N is a game with a wonderful physics model and a million
deaths. Your character is a greedy ninja with a lust for gold--and not
being killed! Unfortunately you get killed a lot, usually in
hilarious ways that top even the deaths in Apricots. In Apricots you
might crash your plane into a tiny island in the middle of a
lake. Explosion. In N you might do a ninja leap right into an active
death ray. Your body plummets the length of the screen and splats on
the ground. Then your wireframe corpse bounces around for a bit and
hits a mine, which blows it into its little wireframe parts. The parts
themselves will bounce around and get into all sorts of trouble:
setting off more mines, being shot around the game board by
trampolines, being zapped by zap-robots, and so on. It's the most
morbid game with the simplest graphics I've ever seen, and I've seen
at least five.
But it's not fun to die, because that means you've got to
start the whole frustrating Lode Runner-esque level over again instead
of going to the next cool level. Which, under Nietzsche's theory of
eternal recurrence, is basically the same thing that happens in real
life.
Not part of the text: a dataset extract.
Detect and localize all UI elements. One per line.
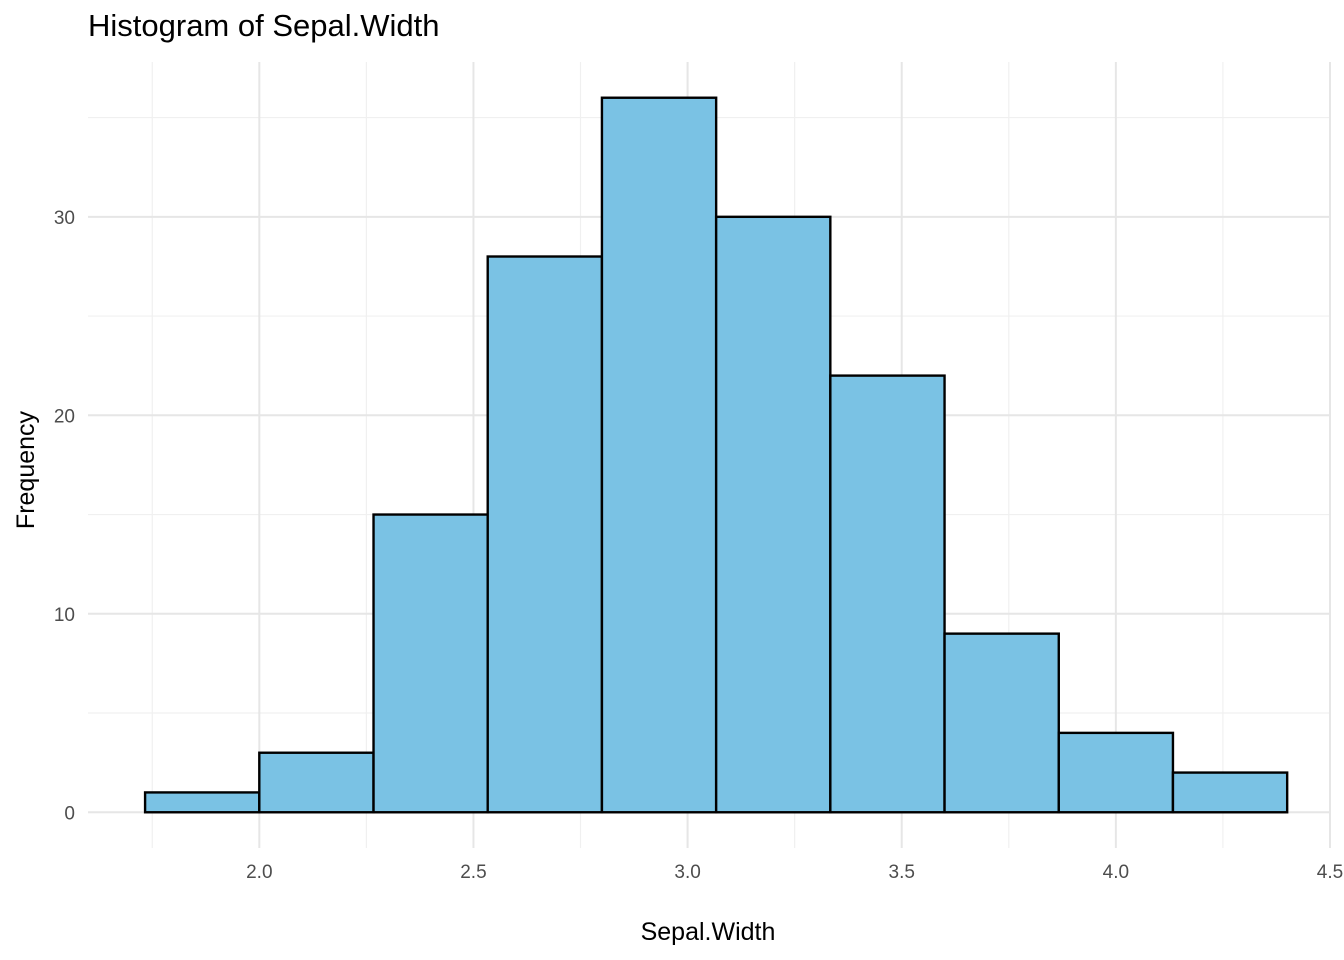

So I guess I'm saying it inculcates a healthier attitude towards
your own, actual death than Apricots.
It's also one of the best games I've ever seen on my Game Roundup
scale of game-liking: "a flexible set of techniques to use towards
your goals, and lots of random variation within well-defined
parameters." Except it's not random here; varity here comes from a
huge number of well-designed levels. There are also many user-created
levels that simply use the player's (non-dead) body as a pinball in
the machine of the board, bouncing you around narrowly avoiding
rockets and zap-bots and all sorts of horrible fates.
Oh, I should mention that it's composed of Flash and it's not open source. Good game though.